Ma in quella croce il Signore svela fin dove giunge il suo amore per noi e per tutti. Davvero è senza limite alcuno: è un amore che chiede di amare i nemici, di pregare per i persecutori, di dare la propria vita per tutti. Quella morte per amore squarciò in due il velo del tempio, fece tremare la terra e spezzare le rocce e rotolò molte pietre dai sepolcri, nota Matteo. L'amore di Gesù iniziava a trasformare il mondo, a cambiare la terra e i cuori. Il centurione romano e i soldati esclamarono: «Davvero costui era figlio di Dio!» La morte non aveva vinto: l'amore di Dio è stato più forte.
L'amore di Gesù è il dono di questi giorni. E noi che siamo tanto analfabeti di questo amore invochiamolo e accogliamolo nel nostro cuore. È questo amore che ci permette di continuare ad amare i poveri, di stare accanto ai vinti, di curare i malati, di consolare i sofferenti, di accompagnare gli anziani, di far crescere nella pace i piccoli. È con questo amore accolto nel cuore e seminato nelle nostre città che possiamo vincere il male e la morte, e affrettare la venuta del regno di Dio.

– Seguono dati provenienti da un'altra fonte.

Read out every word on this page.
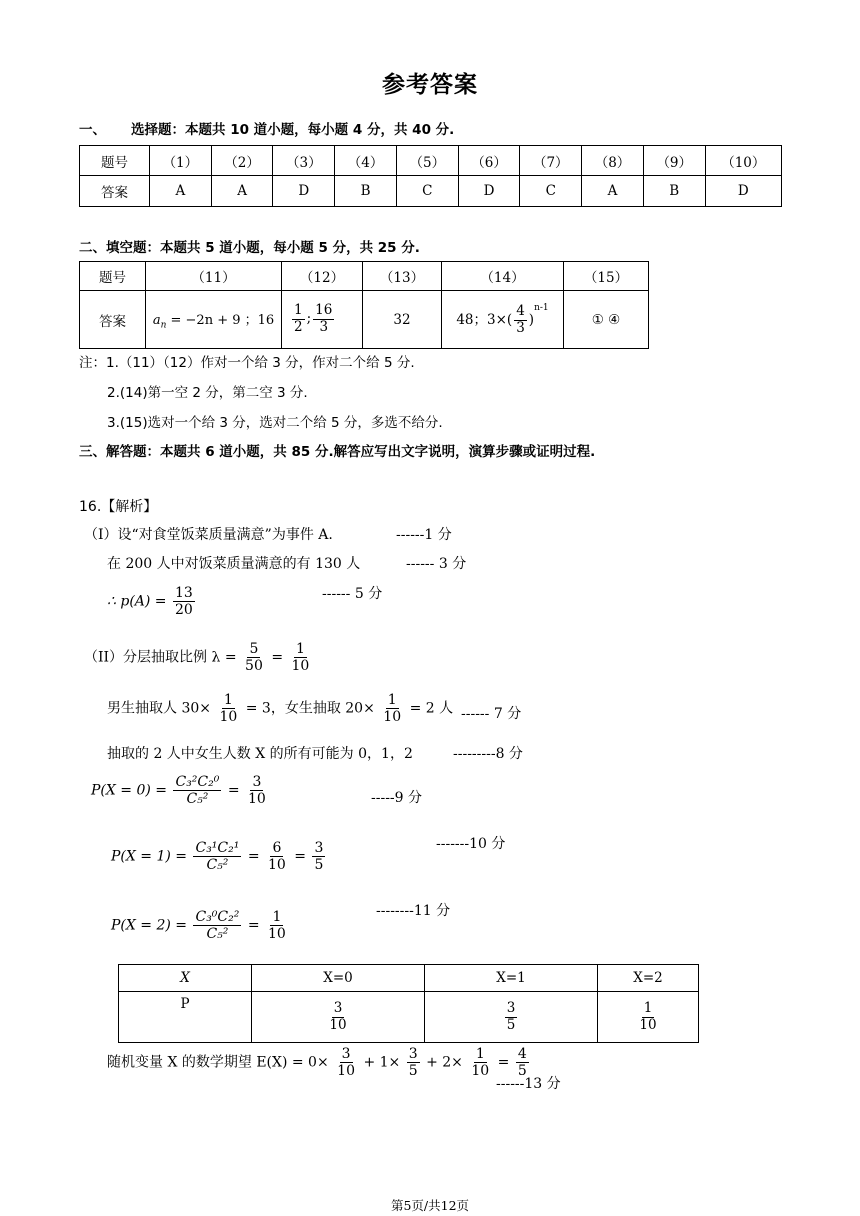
参考答案
一、 选择题：本题共 10 道小题，每小题 4 分，共 40 分.
题号	（1）	（2）	（3）	（4）	（5）	（6）	（7）	（8）	（9）	（10）
答案	A	A	D	B	C	D	C	A	B	D
二、填空题：本题共 5 道小题，每小题 5 分，共 25 分.
题号	（11）	（12）	（13）	（14）	（15）
答案	$a_n = -2n + 9$ ；16	$\frac{1}{2}$ ; $\frac{16}{3}$	32	48；$3\times( \frac{4}{3} )^{n-1}$	① ④
注：1.（11）（12）作对一个给 3 分，作对二个给 5 分.
2.(14)第一空 2 分，第二空 3 分.
3.(15)选对一个给 3 分，选对二个给 5 分，多选不给分.
三、解答题：本题共 6 道小题，共 85 分.解答应写出文字说明，演算步骤或证明过程.
16.【解析】
（I）设“对食堂饭菜质量满意”为事件 A.	------1 分
在 200 人中对饭菜质量满意的有 130 人	------ 3 分
∴ $p(A) = \frac{13}{20}$	------ 5 分
（II）分层抽取比例 $\lambda = \frac{5}{50} = \frac{1}{10}$
男生抽取人 $30\times \frac{1}{10} = 3$，女生抽取 $20\times \frac{1}{10} = 2$ 人 ------ 7 分
抽取的 2 人中女生人数 X 的所有可能为 0，1，2	---------8 分
$P(X = 0) = \frac{\text{C₃²C₂⁰}}{\text{C₅²}} = \frac{3}{10}$	-----9 分
$P(X = 1) = \frac{\text{C₃¹C₂¹}}{\text{C₅²}} = \frac{6}{10} = \frac{3}{5}$	-------10 分
$P(X = 2) = \frac{\text{C₃⁰C₂²}}{\text{C₅²}} = \frac{1}{10}$	--------11 分
X	X=0	X=1	X=2
P	$\frac{3}{10}$	$\frac{3}{5}$	$\frac{1}{10}$
随机变量 X 的数学期望 $E(X) = 0\times \frac{3}{10} + 1\times \frac{3}{5} + 2\times \frac{1}{10} = \frac{4}{5}$
------13 分
第5页/共12页
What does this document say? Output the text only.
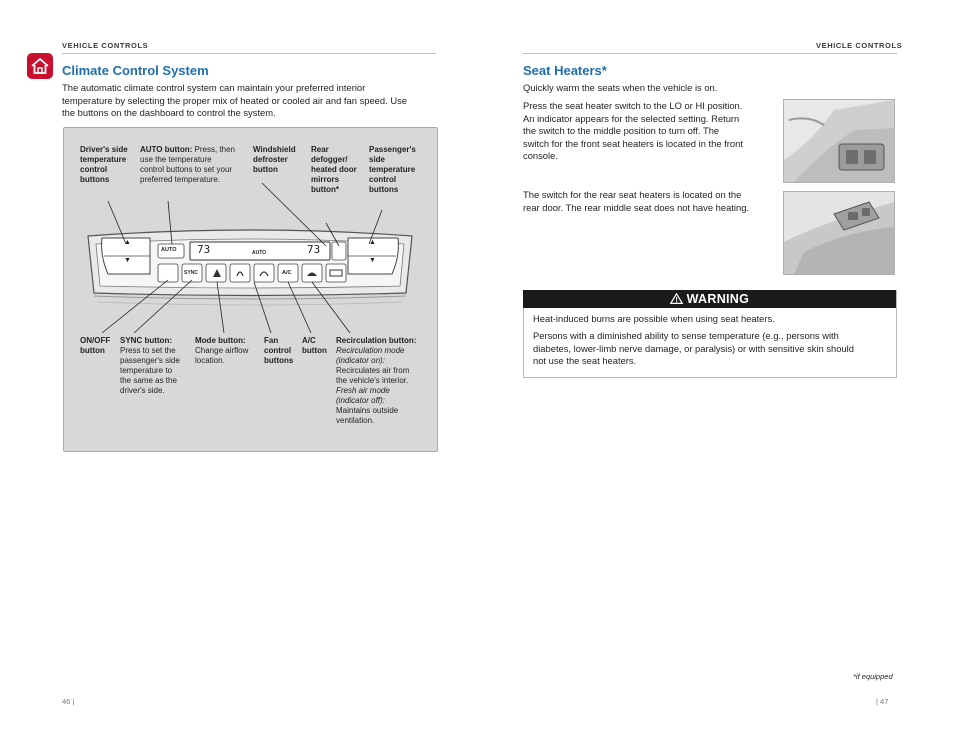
VEHICLE CONTROLS
Climate Control System
The automatic climate control system can maintain your preferred interior
temperature by selecting the proper mix of heated or cooled air and fan speed. Use
the buttons on the dashboard to control the system.
▲
▼
▲
▼
AUTO 73	AUTO	73
SYNC	A/C
Driver's side
temperature
control
buttons
AUTO button: Press, then
use the temperature
control buttons to set your
preferred temperature.
Windshield
defroster
button
Rear
defogger/
heated door
mirrors
button*
Passenger's
side
temperature
control
buttons
ON/OFF
button
SYNC button:
Press to set the
passenger's side
temperature to
the same as the
driver's side.
Mode button:
Change airflow
location.
Fan
control
buttons
A/C
button
Recirculation button:
Recirculation mode
(indicator on):
Recirculates air from
the vehicle's interior.
Fresh air mode
(indicator off):
Maintains outside
ventilation.
46 |
VEHICLE CONTROLS
Seat Heaters*
Quickly warm the seats when the vehicle is on.
Press the seat heater switch to the LO or HI position.
An indicator appears for the selected setting. Return
the switch to the middle position to turn off. The
switch for the front seat heaters is located in the front
console.
The switch for the rear seat heaters is located on the
rear door. The rear middle seat does not have heating.
WARNING
Heat-induced burns are possible when using seat heaters.
Persons with a diminished ability to sense temperature (e.g., persons with
diabetes, lower-limb nerve damage, or paralysis) or with sensitive skin should
not use the seat heaters.
*if equipped
| 47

È la vocazione che ci viene come ridonata perché non viviamo più per noi stessi, ma per il Signore e per comunicare il suo Vangelo nelle nostre città sino agli estremi confini della terra.

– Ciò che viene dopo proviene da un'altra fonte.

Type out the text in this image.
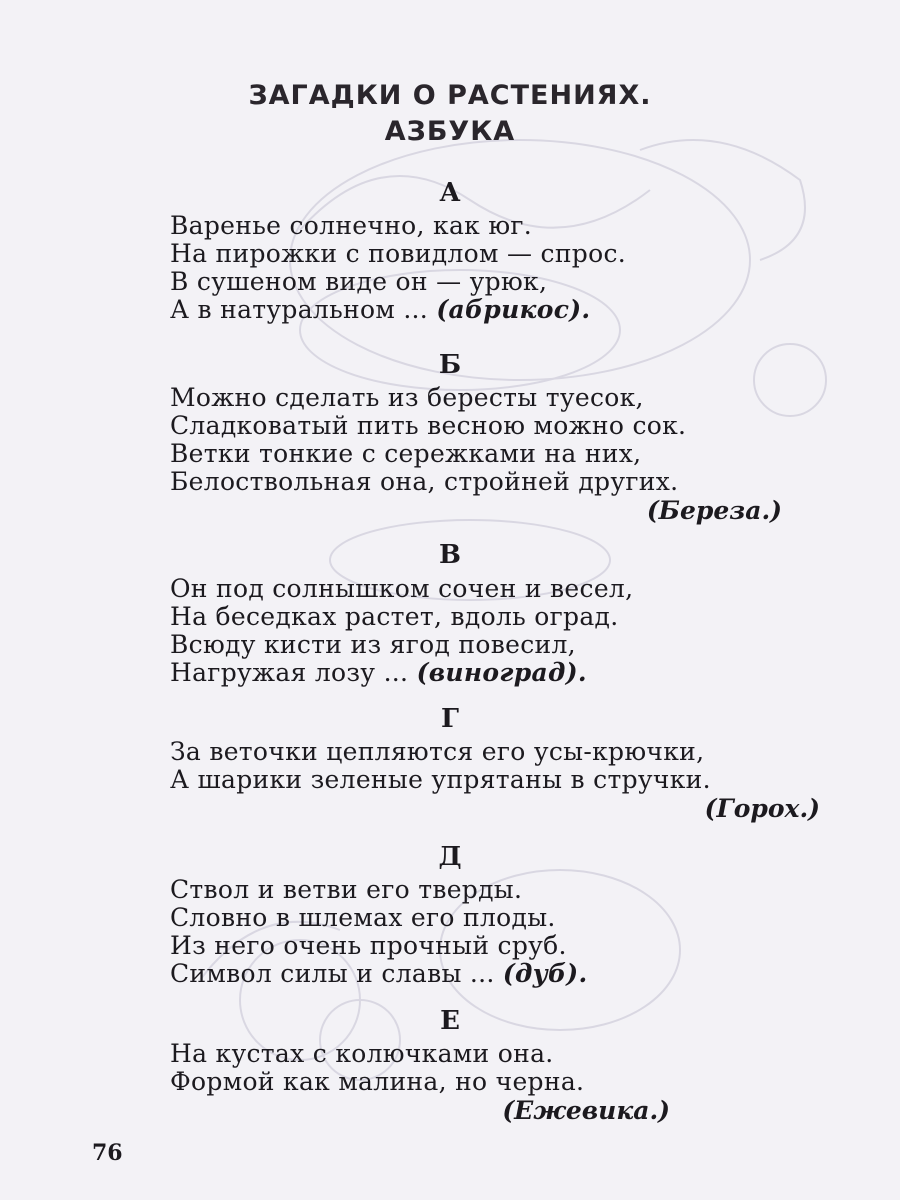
ЗАГАДКИ О РАСТЕНИЯХ.
АЗБУКА
А
Варенье солнечно, как юг.
На пирожки с повидлом — спрос.
В сушеном виде он — урюк,
А в натуральном ... (абрикос).
Б
Можно сделать из бересты туесок,
Сладковатый пить весною можно сок.
Ветки тонкие с сережками на них,
Белоствольная она, стройней других.
(Береза.)
В
Он под солнышком сочен и весел,
На беседках растет, вдоль оград.
Всюду кисти из ягод повесил,
Нагружая лозу ... (виноград).
Г
За веточки цепляются его усы-крючки,
А шарики зеленые упрятаны в стручки.
(Горох.)
Д
Ствол и ветви его тверды.
Словно в шлемах его плоды.
Из него очень прочный сруб.
Символ силы и славы ... (дуб).
Е
На кустах с колючками она.
Формой как малина, но черна.
(Ежевика.)
76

Alziamo gli occhi da noi stessi e fissiamoli in quel volto buono e mite che non cessa di guardarci. Imitiamo quelle donne che a differenza dei discepoli sono rimaste accanto a lui senza mai allontanarsi. Vedremo i suoi occhi affranti dal dolore ma sempre pieni di amore e di misericordia per noi, per i poveri, per l'intera umanità. È la grazia propria di questi giorni, di questa santa settimana. Egli continuerà a guardarci, come ogni giorno fa dall'icona di questo altare, e ci toccherà il cuore.